The Faceys are one of several families undergoing the problem of watching loved ones being deported. Juan Jimenez came to the United States when he was 13, works for UPS and planned to join the U.S. armed services next year. He visited Federal Plaza several times to complete his paperwork, get fingerprinted, and pass the test required for U.S. citizenship. He received a letter to report again on September 3, two days after his 19th birthday. He thought he was getting his naturalization certificate, but got shackled instead.

The next day at sunrise, he called home from Kennedy Airport to say, "they're deporting me to the Dominican Republic."

The Department of Homeland Security claims that the rapid-fire deportations are legal because both men had old deportation orders. They charge that Juan was ordered deported when he was fourteen, and Howard in 1995. Yet neither saw an immigration judge or received notice of the deportation order. Apparently no agent informed them of the old orders during any of their prior trips to Federal Plaza.

These cases are part of the reason for the Immigrant Workers Freedom rally. At a press conference earlier this month at the Flatbush-Caton Vendor Mart in Brooklyn attended by Roger Toussaint of the Transport Workers Union, Bertha Lewis, ACORN executive director, CouncilmembersYvette Clarke and Kendall Stewart, Clarke said that American immigration policy has generally recognized the natural desire of immigrants to reunite with their families here in their new homeland. "But the implementation of this humane response is bogged down in bureaucracy. Long delays, unnecessary restrictions and opaque procedures impose undue hardship on countless immigrant families, especially within the Caribbean-American community. Immigrant workers living and paying taxes in New York City deserve the right to legalize their status, to have a clear road to citizenship, to reunify their families, to have a voice on the job with regard to legal status, and to enjoy full protection of their civil rights and civil liberties . . . rights denied by their undocumented status and outdated laws. The road to citizenship needs a new map," said Clarke.
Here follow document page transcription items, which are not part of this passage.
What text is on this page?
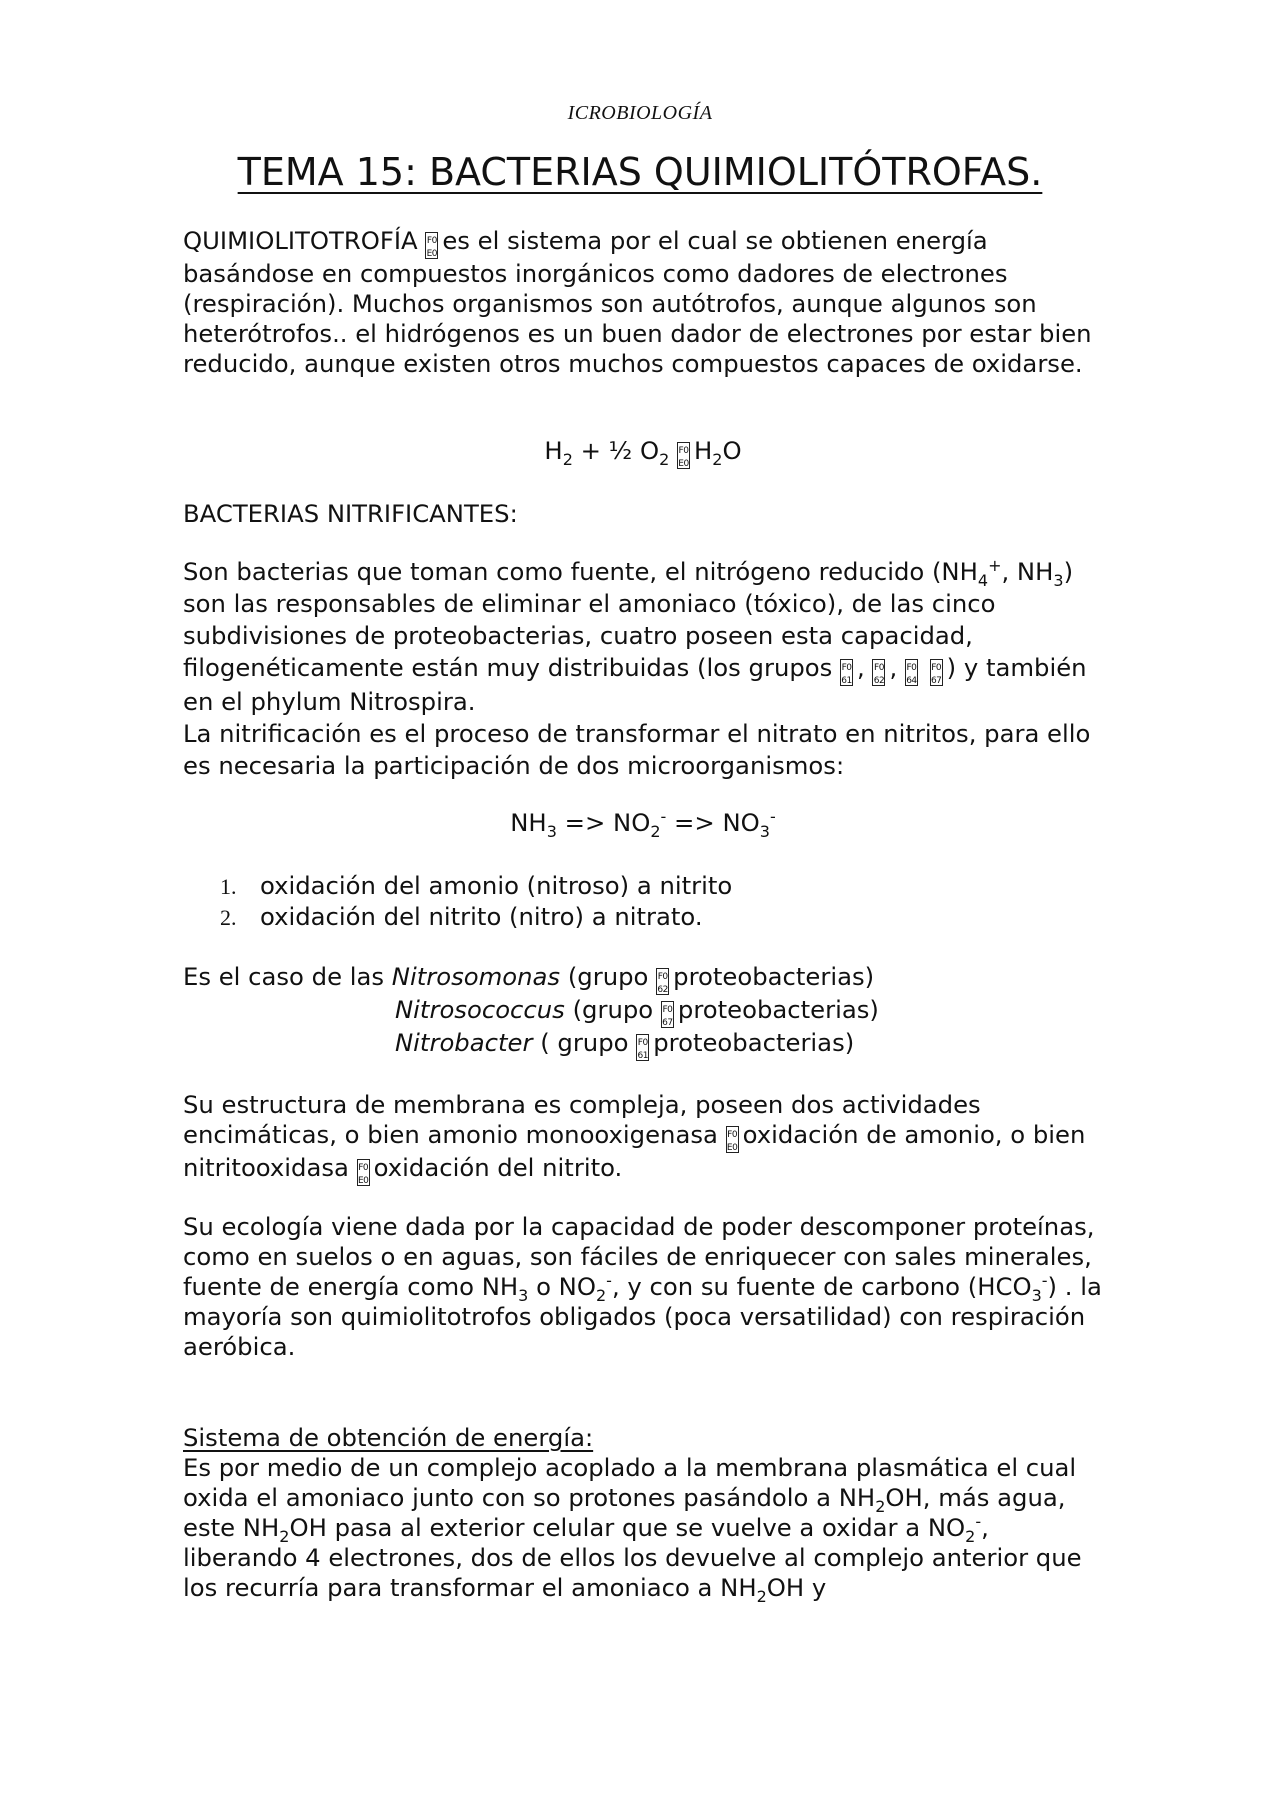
ICROBIOLOGÍA
TEMA 15: BACTERIAS QUIMIOLITÓTROFAS.

QUIMIOLITOTROFÍA F0
E0 es el sistema por el cual se obtienen energía basándose en compuestos inorgánicos como dadores de electrones (respiración). Muchos organismos son autótrofos, aunque algunos son heterótrofos.. el hidrógenos es un buen dador de electrones por estar bien reducido, aunque existen otros muchos compuestos capaces de oxidarse.

$H_2$ + ½ $O_2$ F0
E0 $H_2O$
BACTERIAS NITRIFICANTES:

Son bacterias que toman como fuente, el nitrógeno reducido ($NH_4^+$, $NH_3$) son las responsables de eliminar el amoniaco (tóxico), de las cinco subdivisiones de proteobacterias, cuatro poseen esta capacidad, filogenéticamente están muy distribuidas (los grupos F0
61 , F0
62 , F0
64

F0
67 ) y también en el phylum Nitrospira.
La nitrificación es el proceso de transformar el nitrato en nitritos, para ello es necesaria la participación de dos microorganismos:

$NH_3 => NO_2^- => NO_3^-$
1. oxidación del amonio (nitroso) a nitrito
2. oxidación del nitrito (nitro) a nitrato.
Es el caso de las Nitrosomonas (grupo F0
62 proteobacterias)
Nitrosococcus (grupo F0
67 proteobacterias)
Nitrobacter ( grupo F0
61 proteobacterias)

Su estructura de membrana es compleja, poseen dos actividades encimáticas, o bien amonio monooxigenasa F0
E0 oxidación de amonio, o bien nitritooxidasa F0
E0 oxidación del nitrito.

Su ecología viene dada por la capacidad de poder descomponer proteínas, como en suelos o en aguas, son fáciles de enriquecer con sales minerales, fuente de energía como $NH_3$ o $NO_2^-$, y con su fuente de carbono $(HCO_3^-)$ . la mayoría son quimiolitotrofos obligados (poca versatilidad) con respiración aeróbica.

Sistema de obtención de energía:

Es por medio de un complejo acoplado a la membrana plasmática el cual oxida el amoniaco junto con so protones pasándolo a $NH_2OH$, más agua, este $NH_2OH$ pasa al exterior celular que se vuelve a oxidar a $NO_2^-$, liberando 4 electrones, dos de ellos los devuelve al complejo anterior que los recurría para transformar el amoniaco a $NH_2OH$ y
The goal of the Immigrant Workers Freedom Ride is to help draw that map. Current legislation cannot cope with the fact that America has the largest number of immigrants in its population (approximately 31 million) in its history. The number of families around the world who now have a loved one living and working in America has never been greater. With the new implementation of the U.S. Patriot Act, lawful permanent residents who happen to have committed some minor criminal offense in their distant past could be stripped of their right to an immigration hearing and court review.

Some 107 communities in 24 states representing 11.3 million people have now passed resolutions opposing the federal U.S. Patriot Act. Alaska is expected to join Hawaii in opposing the Patriot Act, as did the city of Baltimore and New York [ed. It has not passed in New York].

"I am calling on Caribbean Americans across this city, as well as all citizens of goodwill—many whose forefathers made the same journey that is made today by immigrants from across the Diaspora—to make their voices heard and to join this noble cause," said Clarke.